How often are dividends paid? ›

Dividends are typically paid on a quarterly basis, though some pay annually, and a small few pay monthly. Companies that pay dividends are usually more stable and established, not those still in the rapid growth phase of their life cycles.

Is Coca-Cola a dividend stock? ›

The Company normally pays dividends four times a year, usually April 1, July 1, October 1 and December 15. Shareowners of record can elect to receive their dividend payments electronically or by check in the currency of their choice.

Do you pay taxes on dividends? ›

Qualified dividends are taxed at 0%, 15% or 20% depending on taxable income and filing status. Nonqualified dividends are taxed as income at rates up to 37%. IRS form 1099-DIV helps taxpayers to accurately report dividend income.

What is the safest dividend stock to buy now? ›

Top 25 High Dividend Stocks
TickerNameDividend Safety
VZVerizonSafe
CCICrown CastleBorderline Safe
TAT&TBorderline Safe
MAINMain Street CapitalSafe
6 more rows
5 days ago

Are dividend investments worth it? ›

Dividend investing can be advantageous for those seeking steady income, such as retirees, as well as those who wish to take advantage of the compounding effects of reinvested dividends over the long term. But like all investment strategies, it comes with benefits and risks.
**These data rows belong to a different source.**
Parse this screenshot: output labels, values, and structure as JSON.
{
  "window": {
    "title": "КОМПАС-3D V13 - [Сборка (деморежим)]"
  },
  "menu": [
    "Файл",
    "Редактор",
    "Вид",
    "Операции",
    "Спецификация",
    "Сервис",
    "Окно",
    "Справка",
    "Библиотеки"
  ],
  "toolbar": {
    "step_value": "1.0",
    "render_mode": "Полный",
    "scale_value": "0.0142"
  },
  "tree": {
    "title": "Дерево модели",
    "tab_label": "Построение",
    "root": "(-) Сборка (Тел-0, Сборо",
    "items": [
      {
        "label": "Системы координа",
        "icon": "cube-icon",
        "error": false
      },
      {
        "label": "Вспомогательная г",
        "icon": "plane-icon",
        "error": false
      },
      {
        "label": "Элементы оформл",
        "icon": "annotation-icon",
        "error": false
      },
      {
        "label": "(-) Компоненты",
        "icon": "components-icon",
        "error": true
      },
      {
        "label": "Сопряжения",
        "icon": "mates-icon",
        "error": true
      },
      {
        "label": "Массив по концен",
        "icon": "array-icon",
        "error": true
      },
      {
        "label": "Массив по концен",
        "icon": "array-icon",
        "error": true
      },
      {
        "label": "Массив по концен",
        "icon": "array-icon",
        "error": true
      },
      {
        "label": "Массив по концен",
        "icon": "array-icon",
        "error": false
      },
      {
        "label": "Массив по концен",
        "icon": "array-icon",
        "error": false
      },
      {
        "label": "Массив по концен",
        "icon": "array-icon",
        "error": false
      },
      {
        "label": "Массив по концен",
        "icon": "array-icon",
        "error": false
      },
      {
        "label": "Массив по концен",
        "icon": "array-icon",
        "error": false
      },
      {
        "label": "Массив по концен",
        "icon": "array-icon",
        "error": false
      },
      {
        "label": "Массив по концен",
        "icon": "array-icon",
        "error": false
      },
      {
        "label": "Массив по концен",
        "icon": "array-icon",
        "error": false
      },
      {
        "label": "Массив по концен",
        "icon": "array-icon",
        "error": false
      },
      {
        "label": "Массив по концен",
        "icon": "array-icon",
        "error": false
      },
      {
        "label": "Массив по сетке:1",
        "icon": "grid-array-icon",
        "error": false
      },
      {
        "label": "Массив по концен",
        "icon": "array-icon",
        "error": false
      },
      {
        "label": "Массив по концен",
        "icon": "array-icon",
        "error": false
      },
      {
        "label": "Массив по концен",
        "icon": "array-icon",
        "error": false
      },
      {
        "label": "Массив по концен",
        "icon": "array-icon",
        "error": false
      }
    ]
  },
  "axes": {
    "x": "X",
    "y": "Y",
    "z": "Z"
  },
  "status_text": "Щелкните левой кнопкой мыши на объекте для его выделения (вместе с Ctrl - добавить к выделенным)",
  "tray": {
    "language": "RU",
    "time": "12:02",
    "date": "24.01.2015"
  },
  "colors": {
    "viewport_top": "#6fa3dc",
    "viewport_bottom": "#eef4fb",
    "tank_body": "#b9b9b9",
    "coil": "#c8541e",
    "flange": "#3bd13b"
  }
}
Where is the best place to look for dividends? ›

Sites like CNBC, Morningstar, The Wall Street Journal, and Investopedia are all great resources available for researching dividend data. For example, on Investopedia's Markets Today page, you can use the stock search tool to enter the company name or ticker symbol that you're researching.

What is the most reliable dividend stock? ›

15 Best Dividend Stocks to Buy for 2024
StockDividend yield
Coca-Cola Co. (KO)3.3%
Johnson & Johnson (JNJ)3.4%
Prologis Inc. (PLD)3.7%
Realty Income Corp. (O)5.9%
11 more rows
Apr 19, 2024

How much do you need to invest to live off dividends? ›

As long as you keep the withdrawal rate at or below 4%, your money should last for decades. To apply the 4% rule, divide your income requirement by 4% to calculate your targeted portfolio size. If $75,000 is your income requirement, for example, you can safely get it from a $1.87 million portfolio.